Wednesday, November 2, 2011

GUARDIANSHIP



We have recently received a number of queries in relation to legal guardianship from persons who wish to apply to the Minister for permission to reside on the basis of their parental role with an Irish citizen child.  Some of the queries relate to unmarried fathers who are no longer in a relationship with the mother of their child, and are in disagreement regarding custody and access to their child. Other cases involve persons who are not the natural parent of the child, but are married to the child’s parent, and are in every other way like a parent to the child. An understanding of the law of guardianship is required to establish what residency rights such parents acquire through their relationship to the Irish citizen child. The following is a short summary of this subject;

Guardianship is a collection of rights and duties which a parent has in respect of their child. The guardian has a duty to maintain and properly care for their child and to make decisions in areas such as the child’s religion, school, adoption, medical treatment. Only natural parents can be guardians of their children if the parents continue to be alive.

When the parents of the child are not married to one another, only the mother of the child is automatically a guardian. The unmarried father is not automatically a legal guardian of his child, and must apply to the local district court to be appointed a joint guardian of his child. An unmarried father can become a guardian by agreement with the mother where the father and mother can fill up and sign a statutory declaration for joint guardianship (S.I No 5 of 1998). The mother’s views are not determinative by the court in making the decision. The fact that the mother may not consent does not mean that the court will refuse the order for guardianship sought by the father. Any decision by the court will be made in the best interests of the child.

If the parents of the child marry each other following the birth of their child, then the father automatically becomes a joint guardian with the mother as long as the child has not be adopted and the mother was not married 10 months before the birth of the child.

If the mother marries a man who is not the father of her child, there is no legal relationship between her husband and her child. If the birth father is a joint guardian he remains a joint guardian of his child. If the mother and her husband wish to adopt the child and the father is a joint guardian, his consent to the adoption is required. If a father is not a joint guardian he has a right to be consulted about the adoption. If the child is adopted the father loses all legal rights in relation to the child.

When a woman has a child outside marriage and goes on to marry a man who is not the father of her child there may be a desire to establish a legal link between her husband and child. This may only be done in Ireland by having the child adopted by the married couple. This means that the biological mother becomes the adoptive mother of her own child and the step father becomes the adoptive father with all he rights and responsibilities to the child as if the child had been born into the marriage. It means that the biological father will have no further rights or responsibilities to the child and will not have the possibility of getting rights in the future.

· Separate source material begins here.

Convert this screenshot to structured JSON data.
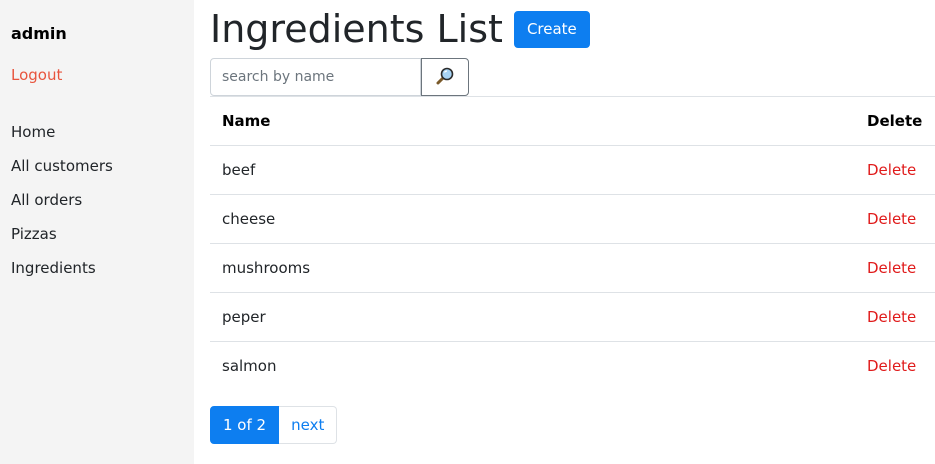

The adoption creates a legal family unit with constitutional protection as if the child had been born into that family unit. It gives full parental rights and responsibilities to the adoptive father and this is especially important in the event of the death of the mother.

Parents who are guardians but especially mothers who are sole guardians, should make a will appointing a guardian to act on their behalf in the event if their death before the child is 18. This is called a testamentary guardianship. The surviving guardian if there is one then acts jointly with the testamentary guardian. If a parent dies without appointing a guardian in a will, it is possible for someone with an interest in the child to apply to the court to be appointed a guardian of the child.